6. Using Meditation as an Emergency Escape
Meditation isn’t an on-demand stress cure, no matter what Instagram tells you. If you’re hoping for an instant calm, you’re setting yourself up for a let-down. It’s a long game, alright? You’re building resilience, learning to manage stress over time—not hoping it’ll all vanish like a puff of smoke the second you sit down. Just show up, breathe, and let the benefits build.
This one’s simple but so easy to overlook. Your breath is your anchor, so use it. Instead of letting your mind flit all over, bring it back to the inhale and exhale. Slow, deep breaths do wonders for calming both the mind and the body. Mess about with different breathing techniques if you fancy, but don’t ignore this simple trick. It’s the bread and butter of meditation.
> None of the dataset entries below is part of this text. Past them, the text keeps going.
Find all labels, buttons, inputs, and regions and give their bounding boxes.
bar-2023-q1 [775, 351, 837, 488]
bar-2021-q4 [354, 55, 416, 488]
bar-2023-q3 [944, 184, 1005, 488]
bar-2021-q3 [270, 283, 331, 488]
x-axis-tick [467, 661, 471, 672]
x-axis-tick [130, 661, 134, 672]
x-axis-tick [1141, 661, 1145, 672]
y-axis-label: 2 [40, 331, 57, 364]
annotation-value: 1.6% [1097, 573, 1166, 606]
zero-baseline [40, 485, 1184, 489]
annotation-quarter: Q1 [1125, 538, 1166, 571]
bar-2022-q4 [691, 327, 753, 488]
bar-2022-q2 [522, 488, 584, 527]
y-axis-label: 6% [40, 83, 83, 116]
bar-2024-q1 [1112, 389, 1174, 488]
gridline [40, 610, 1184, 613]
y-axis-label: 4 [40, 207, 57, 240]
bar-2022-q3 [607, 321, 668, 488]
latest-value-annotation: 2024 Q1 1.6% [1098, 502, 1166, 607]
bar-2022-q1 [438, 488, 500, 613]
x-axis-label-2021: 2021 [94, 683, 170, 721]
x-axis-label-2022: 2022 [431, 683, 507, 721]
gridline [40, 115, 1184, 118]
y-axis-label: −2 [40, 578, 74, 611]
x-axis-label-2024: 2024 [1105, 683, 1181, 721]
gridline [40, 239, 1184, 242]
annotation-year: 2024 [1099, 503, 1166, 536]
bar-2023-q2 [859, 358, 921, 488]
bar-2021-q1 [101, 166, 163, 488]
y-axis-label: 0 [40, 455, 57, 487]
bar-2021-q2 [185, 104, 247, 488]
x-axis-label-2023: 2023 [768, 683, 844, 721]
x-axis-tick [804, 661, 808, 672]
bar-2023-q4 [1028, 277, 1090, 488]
8. Chasing Enlightenment Like It’s a Destination
Some people think they’ll reach enlightenment by following a set schedule like it’s a bloody train timetable. Spoiler alert: enlightenment isn’t a final destination. It’s a process. Meditation is about being present, not reaching some spiritual finish line. So let go of any illusions of grandeur. Focus on being in the moment—whatever that looks like for you.
9. Being Way Too Hard on Yourself
If you start judging yourself because you had a crap session or your mind wouldn’t settle, you’re missing the point. It’s a practice, mate. You’re not competing for a gold medal. Miss a session? Lost focus? No big deal. Meditation’s about showing yourself some compassion. No one gets it right every time, so go easy on yourself, yeah?
10. Treating Meditation as Some Kind of Performance
Here’s a tip: meditation isn’t about showing off or “doing it right.” Leave the ego at the door. The whole point is to let go of that need to control everything. Meditation’s your space to be you—no rules, no judgements, no targets. Forget what you think it’s supposed to look like. Just show up and give yourself a bit of time to breathe. It’s all you need.
At the end of the day, meditation is your time. It doesn’t have to look pretty, and it sure as hell doesn’t have to be perfect. It’s a journey, not a bloody competition. So, relax, let go of those expectations, and enjoy the ride. Meditation is about progress, not perfection.